World War II
Soon after the onset of World War II, Winston Churchill offered Bermuda land to U.S. President Franklin D. Roosevelt as aid to Britain. Approximately 10% of the country was leased for 90 years to the U.S. During the War, the British Royal Navy used Bermuda as a center of Allied operations for patrolling the Atlantic and the USA built naval and military bases.
Racial tensions began to grown in the 1960's with the blacks protesting unfair treatment. In 1968, a race riot erupted in Hamilton due to only whites being given access to an overcrowded fair. In 1973, blacks assassinated Sir Richard Sharples, Bermuda's white governor, and two aides. Even today, racial segregation remains a source of tension.
Bermuda was granted internal self-government in 1977, with a Westminster-based parliamentary system and 40 elected members in the Assembly. Britain retained control of the defense and foreign policy.
The three main issues the government of Bermuda faces are the economy, which relies heavily on financial services and tourism, continued discussion of independence, and the retaining of British citizenship.

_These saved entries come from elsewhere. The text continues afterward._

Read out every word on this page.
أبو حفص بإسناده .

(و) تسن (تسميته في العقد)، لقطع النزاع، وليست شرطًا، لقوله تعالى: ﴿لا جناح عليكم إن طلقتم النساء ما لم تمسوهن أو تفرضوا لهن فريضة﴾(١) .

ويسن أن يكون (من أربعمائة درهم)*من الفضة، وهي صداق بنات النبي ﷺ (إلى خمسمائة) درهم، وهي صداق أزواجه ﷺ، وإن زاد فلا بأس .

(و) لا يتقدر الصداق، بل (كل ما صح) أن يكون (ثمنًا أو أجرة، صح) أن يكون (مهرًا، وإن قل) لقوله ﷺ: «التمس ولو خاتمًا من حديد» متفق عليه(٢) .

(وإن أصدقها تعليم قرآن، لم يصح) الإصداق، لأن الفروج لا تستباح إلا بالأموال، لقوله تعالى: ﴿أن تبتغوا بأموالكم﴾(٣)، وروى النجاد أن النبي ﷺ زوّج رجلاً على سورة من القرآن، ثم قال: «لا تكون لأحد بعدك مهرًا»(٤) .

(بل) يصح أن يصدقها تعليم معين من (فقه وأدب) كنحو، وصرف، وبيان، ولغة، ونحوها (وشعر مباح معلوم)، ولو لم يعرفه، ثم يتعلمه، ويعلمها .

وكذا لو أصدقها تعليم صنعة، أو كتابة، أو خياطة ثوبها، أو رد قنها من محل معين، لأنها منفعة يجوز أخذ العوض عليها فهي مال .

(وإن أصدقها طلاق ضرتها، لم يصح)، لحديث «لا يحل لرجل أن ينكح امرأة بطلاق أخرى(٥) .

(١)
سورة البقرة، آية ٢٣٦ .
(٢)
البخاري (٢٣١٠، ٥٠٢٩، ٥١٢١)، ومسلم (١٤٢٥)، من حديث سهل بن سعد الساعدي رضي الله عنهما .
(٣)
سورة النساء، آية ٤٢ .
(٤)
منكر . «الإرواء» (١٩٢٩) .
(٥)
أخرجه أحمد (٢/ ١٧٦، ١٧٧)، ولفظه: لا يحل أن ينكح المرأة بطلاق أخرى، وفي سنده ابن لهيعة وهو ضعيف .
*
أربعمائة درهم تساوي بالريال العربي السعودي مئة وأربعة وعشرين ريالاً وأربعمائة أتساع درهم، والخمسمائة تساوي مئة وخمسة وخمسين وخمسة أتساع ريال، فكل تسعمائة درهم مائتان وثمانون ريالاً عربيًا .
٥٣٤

Visitors to Bermuda are always interested in the housing, which is comprised of cement block in order to preserve the native coral limestone. The architecture has been adapted to withstand the hurricanes and extreme winds Bermuda experiences.

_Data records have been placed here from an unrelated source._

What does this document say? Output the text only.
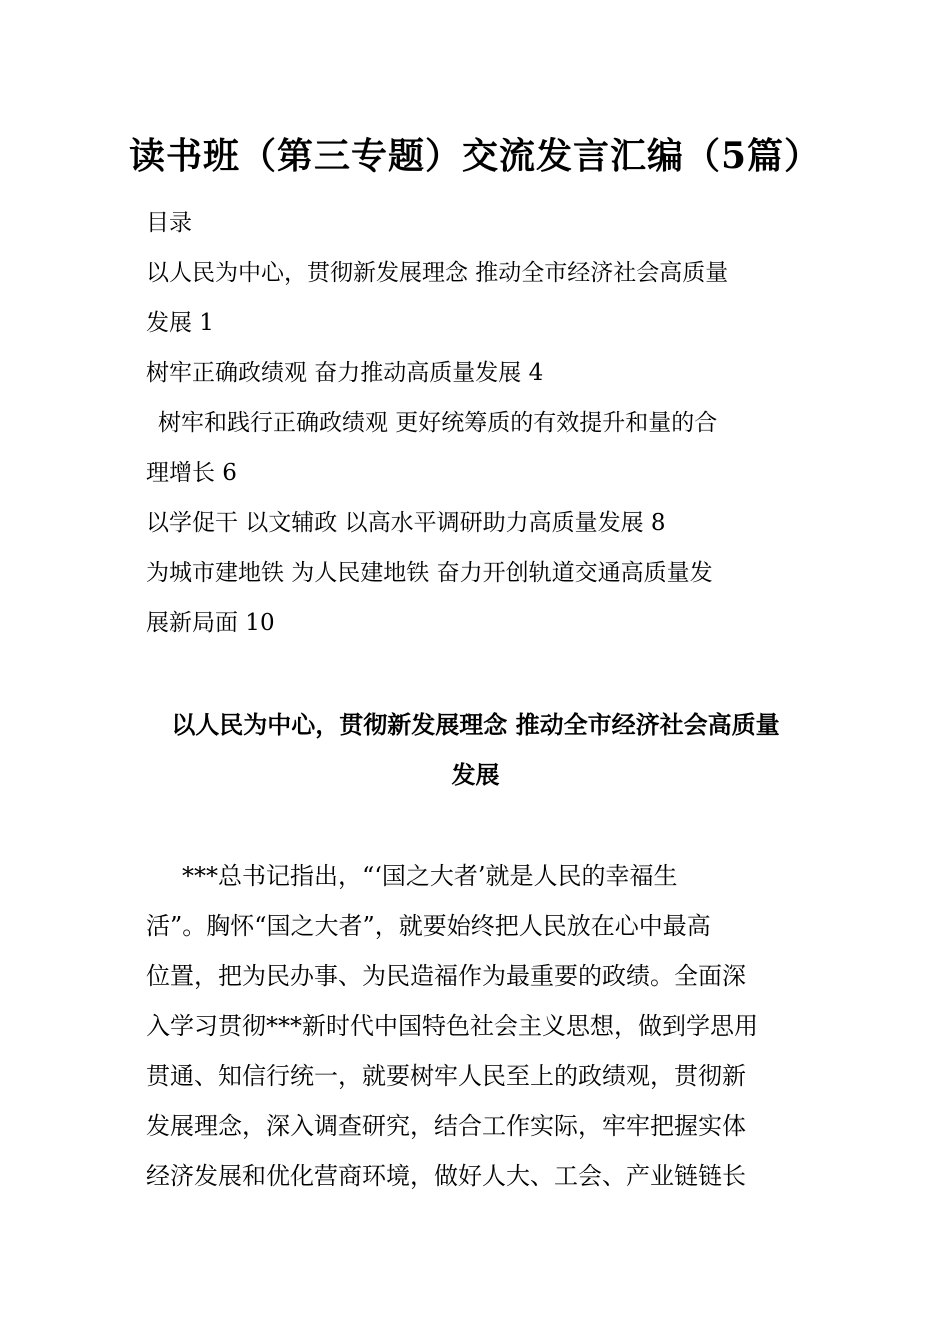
读书班（第三专题）交流发言汇编（5篇）
目录
以人民为中心，贯彻新发展理念 推动全市经济社会高质量
发展 1
树牢正确政绩观 奋力推动高质量发展 4
树牢和践行正确政绩观 更好统筹质的有效提升和量的合
理增长 6
以学促干 以文辅政 以高水平调研助力高质量发展 8
为城市建地铁 为人民建地铁 奋力开创轨道交通高质量发
展新局面 10
以人民为中心，贯彻新发展理念 推动全市经济社会高质量
发展
***总书记指出，“‘国之大者’就是人民的幸福生
活”。胸怀“国之大者”，就要始终把人民放在心中最高
位置，把为民办事、为民造福作为最重要的政绩。全面深
入学习贯彻***新时代中国特色社会主义思想，做到学思用
贯通、知信行统一，就要树牢人民至上的政绩观，贯彻新
发展理念，深入调查研究，结合工作实际，牢牢把握实体
经济发展和优化营商环境，做好人大、工会、产业链链长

Famed for Bermuda shorts, the original Bermuda onion, and of course the Bermuda Triangle, the island's tourism has grown significantly over the last 50 years.
Bermuda's pink sand beaches, crystal-clear waters, offshore reefs and the Royal Naval Dockyard are major attractions. Of note: it is not possible to rent a car on the island, so in addition to walking the pleasant streets, many travelers choose to rent a bicycle or scooter.